A Politics of Decency

The greatest pleasure of my career as a law professor has been engaging with students and colleagues of diverse ideologies and backgrounds. I don’t just tolerate those who hold opposing policy preferences and core beliefs, I love them, and I have been deeply affected by conversation, laughter, and serious argument with so many. I hold no grudges and demand no deference, but I also pay the respect to those whom I teach and teach alongside not to pretend that I have no commitments or opinions. We are stronger not in spite but because of such frankness when it is accompanied by good will. I write now because this central experience in my life and the very promise of an enlightened Republic are, I fear, in grave danger. But we can do this together.

Donald Trump is immoral and indecent, and both his authoritarian tendencies and his narcissism threaten our values and institutions. I have been greatly heartened at various points along this darkest timeline by the many decent conservatives who have stood up and said no.
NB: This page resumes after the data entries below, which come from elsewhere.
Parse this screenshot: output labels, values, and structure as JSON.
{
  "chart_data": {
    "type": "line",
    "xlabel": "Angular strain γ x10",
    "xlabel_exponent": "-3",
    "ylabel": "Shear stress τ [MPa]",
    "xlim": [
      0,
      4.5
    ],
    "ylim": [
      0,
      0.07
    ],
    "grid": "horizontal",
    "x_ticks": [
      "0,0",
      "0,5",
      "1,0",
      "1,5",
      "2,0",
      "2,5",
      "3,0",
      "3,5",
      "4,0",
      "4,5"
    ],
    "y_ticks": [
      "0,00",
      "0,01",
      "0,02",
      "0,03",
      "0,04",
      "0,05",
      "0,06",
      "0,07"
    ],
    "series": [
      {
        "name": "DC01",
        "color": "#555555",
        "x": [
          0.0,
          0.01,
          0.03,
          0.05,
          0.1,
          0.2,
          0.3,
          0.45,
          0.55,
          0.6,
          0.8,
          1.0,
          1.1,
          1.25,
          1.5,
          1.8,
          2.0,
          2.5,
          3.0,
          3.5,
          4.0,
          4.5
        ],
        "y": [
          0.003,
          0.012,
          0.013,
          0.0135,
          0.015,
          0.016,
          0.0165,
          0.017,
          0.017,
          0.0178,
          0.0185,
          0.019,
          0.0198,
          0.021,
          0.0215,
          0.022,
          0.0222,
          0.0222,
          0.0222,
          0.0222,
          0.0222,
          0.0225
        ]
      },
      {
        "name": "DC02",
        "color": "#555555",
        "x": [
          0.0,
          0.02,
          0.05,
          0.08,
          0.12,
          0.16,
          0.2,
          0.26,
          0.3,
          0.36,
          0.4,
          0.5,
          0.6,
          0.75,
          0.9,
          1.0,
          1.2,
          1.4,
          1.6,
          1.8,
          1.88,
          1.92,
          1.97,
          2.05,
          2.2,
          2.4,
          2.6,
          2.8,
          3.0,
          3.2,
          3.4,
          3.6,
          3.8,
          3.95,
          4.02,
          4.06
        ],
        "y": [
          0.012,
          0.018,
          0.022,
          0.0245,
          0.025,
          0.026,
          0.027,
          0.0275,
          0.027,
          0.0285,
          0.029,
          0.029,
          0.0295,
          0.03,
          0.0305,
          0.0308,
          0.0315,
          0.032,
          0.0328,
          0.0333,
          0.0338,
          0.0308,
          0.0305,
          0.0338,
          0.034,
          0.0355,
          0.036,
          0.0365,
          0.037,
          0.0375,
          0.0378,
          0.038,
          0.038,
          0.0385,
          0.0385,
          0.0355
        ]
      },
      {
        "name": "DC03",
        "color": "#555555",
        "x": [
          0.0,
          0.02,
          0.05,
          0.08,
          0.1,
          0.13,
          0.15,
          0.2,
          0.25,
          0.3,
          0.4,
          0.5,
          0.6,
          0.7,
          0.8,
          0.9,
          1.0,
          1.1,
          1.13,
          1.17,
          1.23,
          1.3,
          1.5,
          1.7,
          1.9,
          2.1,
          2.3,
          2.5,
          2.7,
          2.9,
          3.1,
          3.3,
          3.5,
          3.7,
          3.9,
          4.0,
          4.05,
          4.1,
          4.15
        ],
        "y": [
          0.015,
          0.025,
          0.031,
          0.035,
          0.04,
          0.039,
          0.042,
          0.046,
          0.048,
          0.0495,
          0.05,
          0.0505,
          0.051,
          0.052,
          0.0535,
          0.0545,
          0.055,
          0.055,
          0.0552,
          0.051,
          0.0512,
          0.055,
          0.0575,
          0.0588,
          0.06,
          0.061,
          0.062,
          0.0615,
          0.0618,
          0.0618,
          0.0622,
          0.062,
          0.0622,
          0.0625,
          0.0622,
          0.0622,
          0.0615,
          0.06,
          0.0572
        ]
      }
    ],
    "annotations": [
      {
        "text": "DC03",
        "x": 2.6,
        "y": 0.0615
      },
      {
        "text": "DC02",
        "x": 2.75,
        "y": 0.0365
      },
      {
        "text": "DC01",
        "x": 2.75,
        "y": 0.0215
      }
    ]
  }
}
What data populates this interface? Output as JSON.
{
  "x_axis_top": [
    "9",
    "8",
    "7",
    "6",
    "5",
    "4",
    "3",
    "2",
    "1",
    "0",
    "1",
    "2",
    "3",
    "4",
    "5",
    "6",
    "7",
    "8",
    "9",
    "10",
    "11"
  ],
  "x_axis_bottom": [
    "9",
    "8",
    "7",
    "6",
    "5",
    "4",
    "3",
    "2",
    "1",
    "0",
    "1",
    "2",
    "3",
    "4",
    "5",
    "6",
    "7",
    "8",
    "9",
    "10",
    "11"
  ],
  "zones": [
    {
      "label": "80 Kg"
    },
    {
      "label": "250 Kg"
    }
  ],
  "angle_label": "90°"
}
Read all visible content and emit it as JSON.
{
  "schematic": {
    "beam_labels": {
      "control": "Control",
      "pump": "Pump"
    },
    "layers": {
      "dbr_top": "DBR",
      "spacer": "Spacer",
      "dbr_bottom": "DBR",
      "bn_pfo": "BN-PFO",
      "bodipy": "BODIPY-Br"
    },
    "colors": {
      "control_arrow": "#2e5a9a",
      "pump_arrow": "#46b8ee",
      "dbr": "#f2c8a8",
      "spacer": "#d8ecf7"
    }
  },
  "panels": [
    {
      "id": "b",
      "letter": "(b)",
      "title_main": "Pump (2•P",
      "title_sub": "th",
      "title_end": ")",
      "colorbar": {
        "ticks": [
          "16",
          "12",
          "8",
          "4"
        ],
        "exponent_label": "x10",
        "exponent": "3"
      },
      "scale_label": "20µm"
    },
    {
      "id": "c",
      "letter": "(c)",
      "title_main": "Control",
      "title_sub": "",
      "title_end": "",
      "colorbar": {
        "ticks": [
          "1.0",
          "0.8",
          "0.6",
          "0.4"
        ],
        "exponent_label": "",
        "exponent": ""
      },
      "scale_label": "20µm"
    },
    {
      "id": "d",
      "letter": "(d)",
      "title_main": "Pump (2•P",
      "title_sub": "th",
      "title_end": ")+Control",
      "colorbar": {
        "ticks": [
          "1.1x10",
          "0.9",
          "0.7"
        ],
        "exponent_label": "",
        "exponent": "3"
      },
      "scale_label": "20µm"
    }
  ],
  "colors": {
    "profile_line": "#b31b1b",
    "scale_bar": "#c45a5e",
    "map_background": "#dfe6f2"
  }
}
Take Evan McMullin, with whom I respectfully but adamantly disagree on issues ranging from the causes and significance of the national debt, health care reform, and guns. Evan, though, has been the leader we now need through his articulation of something more basic than these issues, something that should unite us all against Donald Trump. On Twitter, he has called out Trump’s conflicts of interest, his seeming alliance with authoritarians, and his lack of concern for the most vulnerable. His solution:

Now we have the opportunity, in fact the need, to claim the common ground that I know is there. That common ground is liberty & equality.

I agree. I propose thinking about our common ground in terms of the most essential way it rejects Trumpism and that encompasses a general commitment to liberty and equality: basic decency.

A politics of decency:

  • rejects authoritarianism, even as it embraces meaningful disagreement concerning the metes and bounds of federalism and regulation;
  • abhors sexual assault and misogyny, even as it recognizes differences in how best to combat these problems;
  • will not stand for profiteering from public office, even as it contains a wide range of views on campaign finance and on the subtler questions of proper and improper influence;
  • repudiates scapegoating the poor and vulnerable, even as its participants differ on the proper way to fund our civilization and the relative burdens that should be assessed;
  • condemns lying to the people, even as it does not purport to deliver judgment on the trustworthiness of various conventional politicians and whether various instances of spin go too far;
  • refuses to tolerate white nationalism and religious and sexual bigotry, the discarded ideologies that animated the most shameful and violent episodes of our past, even as the debate will continue over, for example, how best to overcome the badges of slavery and to be color-blind without also being blind to the lingering effects of racial castes;
  • and stands against government officials who bully individual citizens, even as it encourages serious debate among its participants concerning the merits of their ideas.

Donald Trump is indecent. And if he cannot learn to stay within the guardrails of what decency requires, he must either be voted out in disgrace at the first available opportunity or impeached and removed should his transgressions go that far. We will not accept a lower bar for the conduct of Trump simply because the whole world’s expectations are already so low.

Instead, we will stand together, conservatives, liberals, and whoever, to demand that our local politicians and, especially, House representatives, hold Donald Trump strictly accountable to the demands of decency. We will attend our representatives’ town halls, participate in marches for unity, resist assaults on our core values, and help one another in the best traditions of our nation. And we will continue to do this even when some among us engage in anarchy or otherwise attempt to hijack our efforts to advance particular causes. We will condemn these distractions but not ourselves become distracted from doing what is necessary to preserve the soul of this nation.

I hope you will demand that we reject the emerging global axis of authoritarianism and that we not throw away so cheaply that which has taken 240 years of struggle to build. In basic decency to one another is the path to preserving that degree of liberty and equality we have inherited. And in that same decency, we will find the common ground on which to debate vigorously but with love how best to realize liberty and equality in the future.